In this sense, Cropsey strikes me as the unmasking of the ever-growing true crime industry. I say that as a fan, at least in the abstract. I love horror movies; I am fascinated by the macabre. I understand the whole Rob Zombie impulse. But too often the industry ends up venerating these killers, not overtly like a letter writer to Richard Ramirez, but more broadly, by being fascinated by their bizarreness. The things these (mostly) men do are so strange, so utterly inhuman that they command our attention. But anyone who has taken in enough about serial killers knows that, in fact, they are often boring. John Wayne Gacy and Dennis Rader were both petty tyrants with no self-awareness whatsoever. Ed Kemper had mommy issues. Peter Sutcliffe hated women; “the Yorkshire Ripper” exceeded simple misogyny. In a way, their simplicity is part of what allows them to turn to killing so compulsively. Typical human complexity disallows serial killing.
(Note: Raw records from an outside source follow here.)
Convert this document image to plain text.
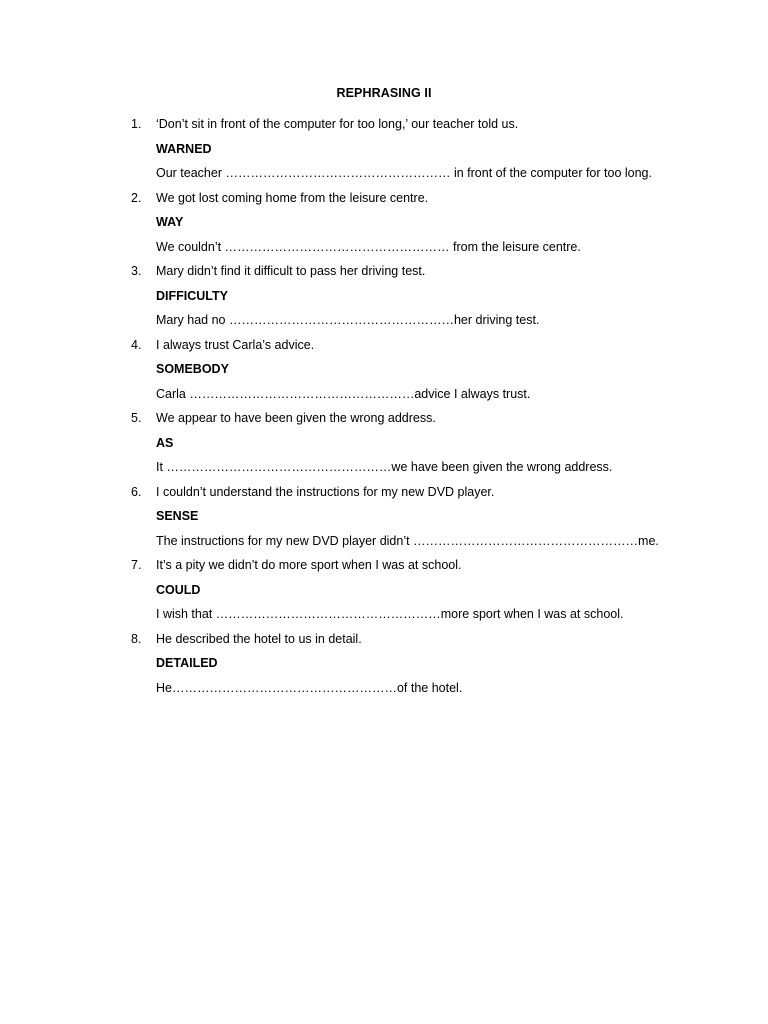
REPHRASING II
1. ‘Don’t sit in front of the computer for too long,’ our teacher told us.
WARNED
Our teacher ……………………………………………… in front of the computer for too long.
2. We got lost coming home from the leisure centre.
WAY
We couldn’t ……………………………………………… from the leisure centre.
3. Mary didn’t find it difficult to pass her driving test.
DIFFICULTY
Mary had no ………………………………………………her driving test.
4. I always trust Carla’s advice.
SOMEBODY
Carla ………………………………………………advice I always trust.
5. We appear to have been given the wrong address.
AS
It ………………………………………………we have been given the wrong address.
6. I couldn’t understand the instructions for my new DVD player.
SENSE
The instructions for my new DVD player didn’t ………………………………………………me.
7. It’s a pity we didn’t do more sport when I was at school.
COULD
I wish that ………………………………………………more sport when I was at school.
8. He described the hotel to us in detail.
DETAILED
He………………………………………………of the hotel.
Zeman and Brancaccio’s film gets behind this mystique to show us that the nebulous is the truly terrifying. Once we’ve seen the monster’s face, it’s less of a monster (hence, the Golden State Killer would scream “don’t look at me!”). If Rand is guilty, the legend he has become will have struck more fear in the hearts of children than the crimes he has committed.
Cropsey lets our imaginations run wild, providing just enough visual detail to feed the darker parts of our psyche, the parts that fear the unknown, that want the truth but can’t have it. In those shadows, like those of Willowbrook or Bridgewater, reside the true horrors of our existence—the sites of abuse and terror we’d rather forget, pushed back into the very shadows that gave them birth. They lurk, incomprehensible, but half-understood, like an auditory hallucination. Cropsey the legend stands in for all that must be discarded in fact and in our imaginations. Rand may die in jail, but the fear lives on.